Filed Pursuant to Rule 424(b)(5)

Registration Number 333-263863

Supplement dated August 25, 2023

To Prospectus Supplement dated May 25, 2022

(To Prospectus dated May 25, 2022)



Up to $150,000,000

Common Stock



This supplement, or Supplement, updates, amends and supplements the prospectus supplement, dated May 25, 2022, or Prospectus Supplement, relating to the offer and sale of shares of common stock, par value $0.001 per share, of ALX Oncology Holdings Inc., or the Company, from time to time through the sales agents named therein or directly to the sales agents, acting as our agent or principal.

Sales of our common stock, if any, pursuant to this Supplement and the Prospectus Supplement will be made in sales deemed to be an “at the market offering” as defined in Rule 415(a)(4) under the Securities Act of 1933, as amended. This Supplement should be read in conjunction with the Prospectus Supplement. Capitalized terms used and not defined herein shall have the meanings ascribed to such terms in the Prospectus Supplement.
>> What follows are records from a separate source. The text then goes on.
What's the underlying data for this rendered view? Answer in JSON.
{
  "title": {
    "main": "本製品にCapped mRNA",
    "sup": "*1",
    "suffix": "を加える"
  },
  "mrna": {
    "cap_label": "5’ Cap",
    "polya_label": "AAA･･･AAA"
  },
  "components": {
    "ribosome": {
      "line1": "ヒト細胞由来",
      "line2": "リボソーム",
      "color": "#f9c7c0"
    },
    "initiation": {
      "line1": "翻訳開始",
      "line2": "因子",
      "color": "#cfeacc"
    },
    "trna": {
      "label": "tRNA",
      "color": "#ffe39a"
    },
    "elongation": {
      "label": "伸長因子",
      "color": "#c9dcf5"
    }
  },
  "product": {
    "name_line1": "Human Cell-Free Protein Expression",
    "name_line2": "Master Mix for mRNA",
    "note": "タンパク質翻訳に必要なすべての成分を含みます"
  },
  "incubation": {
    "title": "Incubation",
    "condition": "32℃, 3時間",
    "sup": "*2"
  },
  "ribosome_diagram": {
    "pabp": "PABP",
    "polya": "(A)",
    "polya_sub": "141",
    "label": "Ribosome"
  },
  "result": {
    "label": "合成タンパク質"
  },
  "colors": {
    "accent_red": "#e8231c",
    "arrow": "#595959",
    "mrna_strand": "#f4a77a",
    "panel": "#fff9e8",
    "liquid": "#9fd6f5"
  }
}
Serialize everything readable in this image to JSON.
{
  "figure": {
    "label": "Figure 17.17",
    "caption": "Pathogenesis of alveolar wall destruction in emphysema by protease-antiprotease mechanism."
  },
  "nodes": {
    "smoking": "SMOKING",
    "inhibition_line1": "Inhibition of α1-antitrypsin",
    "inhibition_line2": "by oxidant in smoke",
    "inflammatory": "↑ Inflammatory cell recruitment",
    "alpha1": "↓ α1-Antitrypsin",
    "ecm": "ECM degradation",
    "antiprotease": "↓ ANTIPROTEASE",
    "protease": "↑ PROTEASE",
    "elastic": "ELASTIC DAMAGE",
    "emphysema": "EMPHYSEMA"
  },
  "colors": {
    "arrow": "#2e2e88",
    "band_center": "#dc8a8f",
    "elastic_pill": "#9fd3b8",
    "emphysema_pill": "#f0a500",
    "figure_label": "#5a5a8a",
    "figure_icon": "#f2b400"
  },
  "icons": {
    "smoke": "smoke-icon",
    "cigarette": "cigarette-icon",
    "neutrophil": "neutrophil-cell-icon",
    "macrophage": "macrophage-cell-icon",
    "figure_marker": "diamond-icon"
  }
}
This Supplement is being filed to reflect the amendment of the sales agreement, or Sales Agreement, by and among the Company, Cantor Fitzgerald & Co., or Cantor Fitzgerald, and Credit Suisse Securities (USA) LLC, or Credit Suisse, dated December 17, 2021, to include UBS Securities LLC, or UBS, as an additional sales agent and to remove Credit Suisse as a sales agent. Accordingly, each reference to the term “sales agent” or “sales agents” in the Prospectus Supplement is hereby amended to include UBS and to exclude Credit Suisse and each reference to Credit Suisse is hereby amended to be a reference to UBS.

Investing in our common stock involves risk. Please read the information contained in and incorporated by reference under the heading “Risk Factors” beginning on page S-7 of the Prospectus Supplement and in the documents incorporated by reference into the Prospectus Supplement and the Prospectus.

Neither the Securities and Exchange Commission nor any state securities commission has approved or disapproved of these securities or passed upon the adequacy or accuracy of the Prospectus Supplement or the Prospectus. Any representation to the contrary is a criminal offense.